Peter's sermon was to people who had just seen their Savior murdered by the Roman Empire who conspired with a threatened religious institution more committed to securing their own hold on power than in living into the new movements of the Spirit. The birth of the church is at once both exciting and deeply fearful. It is exciting to see new dreams come to fruition, new transformations lived out in peoples' lives, and new leaders raised up.It is fearful because as the new is birthed the old must wither away, but those who benefit from sitting atop the positions of power of the old wineskins are determined to not allow such a change to happen. In the coming chapters we will see that building a progressive Wesleyan movement is not always cheered by the forces around us. But the Spirit is as alive now as she was when the church was birthed. The challenge to us is, are we as open to trust and to new dreams and new ways to connect as our parents in the faith were?

It is in this conflict that we watch the New Testament church emerge. It is in this conflict that we exist today, seeking God, doing justice, loving our neighbors, and waiting expectantly for the Spirit to come. Come, Lord Jesus, come. 

Questions to Discuss:

1) Do you feel trust for people in your local church? For people in your conference, diocese, synod, regional gathering?
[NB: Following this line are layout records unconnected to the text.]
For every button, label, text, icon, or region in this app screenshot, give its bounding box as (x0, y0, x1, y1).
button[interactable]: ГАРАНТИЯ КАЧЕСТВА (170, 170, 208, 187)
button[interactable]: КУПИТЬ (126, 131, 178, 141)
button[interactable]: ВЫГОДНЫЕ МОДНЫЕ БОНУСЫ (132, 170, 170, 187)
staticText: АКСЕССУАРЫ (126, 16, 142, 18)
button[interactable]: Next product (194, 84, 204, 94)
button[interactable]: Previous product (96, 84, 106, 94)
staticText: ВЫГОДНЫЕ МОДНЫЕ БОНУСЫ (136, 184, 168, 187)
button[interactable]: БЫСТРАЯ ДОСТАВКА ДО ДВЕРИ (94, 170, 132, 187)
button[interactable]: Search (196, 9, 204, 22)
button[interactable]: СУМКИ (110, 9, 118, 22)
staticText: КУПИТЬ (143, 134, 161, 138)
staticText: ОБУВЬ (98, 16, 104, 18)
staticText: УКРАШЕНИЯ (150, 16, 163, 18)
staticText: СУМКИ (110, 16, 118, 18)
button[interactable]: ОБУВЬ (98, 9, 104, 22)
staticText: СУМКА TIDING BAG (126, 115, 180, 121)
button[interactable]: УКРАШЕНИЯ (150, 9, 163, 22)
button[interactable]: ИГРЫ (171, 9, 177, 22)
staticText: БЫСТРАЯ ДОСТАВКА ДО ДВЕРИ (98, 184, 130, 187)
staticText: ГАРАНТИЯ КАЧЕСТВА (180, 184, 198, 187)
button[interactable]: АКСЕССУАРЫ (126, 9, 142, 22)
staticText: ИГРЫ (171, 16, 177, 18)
Do you feel trust for people in your denomination or national or international connection? 

2) What would church as a place of trust look like to you?

3) Are the structures of your local church and your larger connection open to new movements of the Spirit? Are you in old wineskins afraid of new wine? Is your church open to young and old, men and women, people of all races, all ethnicities, all sexual orientations, and all classes being in leadership? How would your church need to structure itself differently for more dynamic leadership to arise?